Bambang berpendapat, teknologi, digitalisasi, artificial intelligence (AI) semuanya memberikan dampak positif bagi industri. Digitalisasi sangat membantu dalam pembelian. Sekarang orang hanya perlu menunjukkan kode batang (barcode). Namun, sebenarnya masih ada ruang bagi agen perjalanan untuk melakukan sesuatu.

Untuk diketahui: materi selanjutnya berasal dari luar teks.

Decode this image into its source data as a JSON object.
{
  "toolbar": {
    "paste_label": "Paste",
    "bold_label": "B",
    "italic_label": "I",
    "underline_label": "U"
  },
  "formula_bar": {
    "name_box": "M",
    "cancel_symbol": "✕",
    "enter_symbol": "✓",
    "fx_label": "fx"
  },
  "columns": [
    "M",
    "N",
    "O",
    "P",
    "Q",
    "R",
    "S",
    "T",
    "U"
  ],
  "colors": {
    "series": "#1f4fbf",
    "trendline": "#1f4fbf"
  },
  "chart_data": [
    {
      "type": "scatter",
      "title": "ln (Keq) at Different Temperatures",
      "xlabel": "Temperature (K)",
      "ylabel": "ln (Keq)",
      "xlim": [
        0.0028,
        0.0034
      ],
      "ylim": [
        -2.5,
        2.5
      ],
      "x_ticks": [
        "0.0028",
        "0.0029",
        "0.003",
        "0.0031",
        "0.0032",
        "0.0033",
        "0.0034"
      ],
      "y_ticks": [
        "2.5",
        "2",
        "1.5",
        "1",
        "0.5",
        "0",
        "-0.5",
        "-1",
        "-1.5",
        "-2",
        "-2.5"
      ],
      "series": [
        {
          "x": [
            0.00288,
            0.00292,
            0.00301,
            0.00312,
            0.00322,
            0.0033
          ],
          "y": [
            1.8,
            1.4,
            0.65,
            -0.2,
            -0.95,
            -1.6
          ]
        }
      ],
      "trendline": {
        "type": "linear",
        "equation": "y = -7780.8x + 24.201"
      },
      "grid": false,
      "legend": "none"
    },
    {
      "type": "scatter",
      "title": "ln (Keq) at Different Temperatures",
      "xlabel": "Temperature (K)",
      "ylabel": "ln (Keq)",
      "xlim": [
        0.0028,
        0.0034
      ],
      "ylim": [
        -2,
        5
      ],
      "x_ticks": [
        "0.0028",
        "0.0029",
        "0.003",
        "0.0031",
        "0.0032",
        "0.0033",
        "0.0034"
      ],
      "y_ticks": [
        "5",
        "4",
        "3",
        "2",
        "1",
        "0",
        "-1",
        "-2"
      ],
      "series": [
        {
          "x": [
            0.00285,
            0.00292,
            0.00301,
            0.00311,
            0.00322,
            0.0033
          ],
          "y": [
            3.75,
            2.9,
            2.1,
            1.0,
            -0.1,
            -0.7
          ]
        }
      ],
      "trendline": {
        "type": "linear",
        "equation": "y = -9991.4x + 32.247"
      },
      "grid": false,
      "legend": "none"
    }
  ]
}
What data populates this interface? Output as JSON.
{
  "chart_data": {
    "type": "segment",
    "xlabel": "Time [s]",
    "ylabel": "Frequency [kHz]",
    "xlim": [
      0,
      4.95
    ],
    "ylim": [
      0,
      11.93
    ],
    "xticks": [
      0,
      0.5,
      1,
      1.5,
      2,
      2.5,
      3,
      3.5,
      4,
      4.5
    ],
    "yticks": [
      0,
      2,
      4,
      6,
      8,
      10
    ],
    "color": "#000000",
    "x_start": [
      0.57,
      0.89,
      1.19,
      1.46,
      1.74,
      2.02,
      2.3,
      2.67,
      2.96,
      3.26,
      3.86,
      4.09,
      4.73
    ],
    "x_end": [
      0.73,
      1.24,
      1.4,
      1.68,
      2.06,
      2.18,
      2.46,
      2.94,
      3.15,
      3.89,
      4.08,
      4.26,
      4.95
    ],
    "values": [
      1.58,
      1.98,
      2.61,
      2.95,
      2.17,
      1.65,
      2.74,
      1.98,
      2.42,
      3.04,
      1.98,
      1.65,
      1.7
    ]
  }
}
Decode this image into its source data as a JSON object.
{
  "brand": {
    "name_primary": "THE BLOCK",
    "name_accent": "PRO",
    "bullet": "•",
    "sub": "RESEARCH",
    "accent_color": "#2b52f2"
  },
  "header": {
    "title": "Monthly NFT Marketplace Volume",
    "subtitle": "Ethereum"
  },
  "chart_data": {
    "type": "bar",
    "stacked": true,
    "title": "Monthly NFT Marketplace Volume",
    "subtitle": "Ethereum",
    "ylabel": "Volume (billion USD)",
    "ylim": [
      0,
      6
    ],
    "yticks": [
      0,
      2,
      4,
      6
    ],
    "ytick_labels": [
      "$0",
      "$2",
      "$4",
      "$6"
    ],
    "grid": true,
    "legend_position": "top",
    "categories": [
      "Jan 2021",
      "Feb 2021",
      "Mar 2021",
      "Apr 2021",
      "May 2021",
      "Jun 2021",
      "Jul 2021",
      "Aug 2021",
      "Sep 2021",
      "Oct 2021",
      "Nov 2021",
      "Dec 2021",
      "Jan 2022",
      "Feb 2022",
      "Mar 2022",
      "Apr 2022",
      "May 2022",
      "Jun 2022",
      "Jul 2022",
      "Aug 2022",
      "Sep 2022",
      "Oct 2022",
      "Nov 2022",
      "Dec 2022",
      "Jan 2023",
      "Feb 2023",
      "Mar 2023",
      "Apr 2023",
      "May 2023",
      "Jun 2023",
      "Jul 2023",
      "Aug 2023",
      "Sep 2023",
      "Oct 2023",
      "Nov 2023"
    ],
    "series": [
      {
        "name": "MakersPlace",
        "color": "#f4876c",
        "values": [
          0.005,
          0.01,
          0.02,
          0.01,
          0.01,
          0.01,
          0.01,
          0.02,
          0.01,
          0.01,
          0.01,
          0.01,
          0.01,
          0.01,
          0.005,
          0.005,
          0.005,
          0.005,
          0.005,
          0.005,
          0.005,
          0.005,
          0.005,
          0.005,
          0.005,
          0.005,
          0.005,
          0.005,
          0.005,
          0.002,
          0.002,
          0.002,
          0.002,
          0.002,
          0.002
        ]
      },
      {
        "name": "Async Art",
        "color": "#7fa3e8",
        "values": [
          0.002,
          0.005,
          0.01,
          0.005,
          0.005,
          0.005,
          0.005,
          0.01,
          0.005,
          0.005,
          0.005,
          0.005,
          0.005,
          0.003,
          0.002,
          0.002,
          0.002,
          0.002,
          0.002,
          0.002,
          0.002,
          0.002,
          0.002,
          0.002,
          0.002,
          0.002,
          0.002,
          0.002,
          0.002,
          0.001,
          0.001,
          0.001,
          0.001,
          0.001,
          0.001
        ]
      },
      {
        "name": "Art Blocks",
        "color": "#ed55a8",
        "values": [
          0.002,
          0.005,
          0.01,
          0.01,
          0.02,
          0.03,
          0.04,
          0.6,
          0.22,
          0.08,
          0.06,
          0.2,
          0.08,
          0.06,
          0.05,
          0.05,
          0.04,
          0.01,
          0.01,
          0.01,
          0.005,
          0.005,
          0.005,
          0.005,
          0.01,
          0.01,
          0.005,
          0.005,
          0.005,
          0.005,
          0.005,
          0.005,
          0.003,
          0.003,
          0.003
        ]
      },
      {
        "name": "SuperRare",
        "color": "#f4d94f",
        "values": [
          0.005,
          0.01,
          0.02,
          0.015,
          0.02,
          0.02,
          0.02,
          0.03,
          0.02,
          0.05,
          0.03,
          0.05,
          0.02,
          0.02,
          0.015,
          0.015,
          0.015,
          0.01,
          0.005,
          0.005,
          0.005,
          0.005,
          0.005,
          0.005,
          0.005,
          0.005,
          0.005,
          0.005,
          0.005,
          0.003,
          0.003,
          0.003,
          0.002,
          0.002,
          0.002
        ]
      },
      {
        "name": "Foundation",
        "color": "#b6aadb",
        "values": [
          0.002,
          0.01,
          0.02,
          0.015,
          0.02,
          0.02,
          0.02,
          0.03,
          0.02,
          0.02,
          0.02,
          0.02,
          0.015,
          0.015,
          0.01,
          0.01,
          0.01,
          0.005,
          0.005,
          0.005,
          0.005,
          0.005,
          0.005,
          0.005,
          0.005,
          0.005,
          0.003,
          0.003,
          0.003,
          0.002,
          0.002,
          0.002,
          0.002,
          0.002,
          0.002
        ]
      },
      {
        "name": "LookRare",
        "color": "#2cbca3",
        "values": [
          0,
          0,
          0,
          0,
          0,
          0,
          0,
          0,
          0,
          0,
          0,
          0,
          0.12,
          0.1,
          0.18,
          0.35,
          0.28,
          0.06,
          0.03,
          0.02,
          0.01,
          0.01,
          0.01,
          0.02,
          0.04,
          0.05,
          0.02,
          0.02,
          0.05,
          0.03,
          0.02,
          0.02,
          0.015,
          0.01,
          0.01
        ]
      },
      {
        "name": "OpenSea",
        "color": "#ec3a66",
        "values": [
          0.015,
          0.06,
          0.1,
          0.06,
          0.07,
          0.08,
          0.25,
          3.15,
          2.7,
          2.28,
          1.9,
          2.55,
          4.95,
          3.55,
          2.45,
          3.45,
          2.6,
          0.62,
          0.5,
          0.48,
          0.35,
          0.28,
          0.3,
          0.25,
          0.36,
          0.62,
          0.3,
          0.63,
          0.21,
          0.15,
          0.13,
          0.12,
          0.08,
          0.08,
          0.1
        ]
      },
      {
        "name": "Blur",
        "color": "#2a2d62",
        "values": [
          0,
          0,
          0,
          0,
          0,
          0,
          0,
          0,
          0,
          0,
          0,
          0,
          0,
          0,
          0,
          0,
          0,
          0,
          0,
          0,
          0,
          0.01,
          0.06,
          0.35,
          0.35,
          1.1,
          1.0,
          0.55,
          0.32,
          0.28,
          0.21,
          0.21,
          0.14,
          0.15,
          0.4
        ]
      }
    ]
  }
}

“Saya kira, semua serba digital, semua serba AI, oke. Misalnya, teknologi digital untuk konferensi besar seperti ini akan memudahkan kita. Kita tidak perlu lagi menunjukkan boarding pass dengan Face Recognition. Tapi, itu berbeda dengan pariwisata. Di pariwisata, kita tetap butuh sentuhan manusia,” imbuh Bambang.
Suena percaya bahwa bagaimana kita menggunakan AI adalah untuk mendapatkan informasi dalam bisnis. Kita tidak ingin menjadi bagian dari teknologi, tetapi teknologilah yang harus menjadi bagian dari bisnis kita.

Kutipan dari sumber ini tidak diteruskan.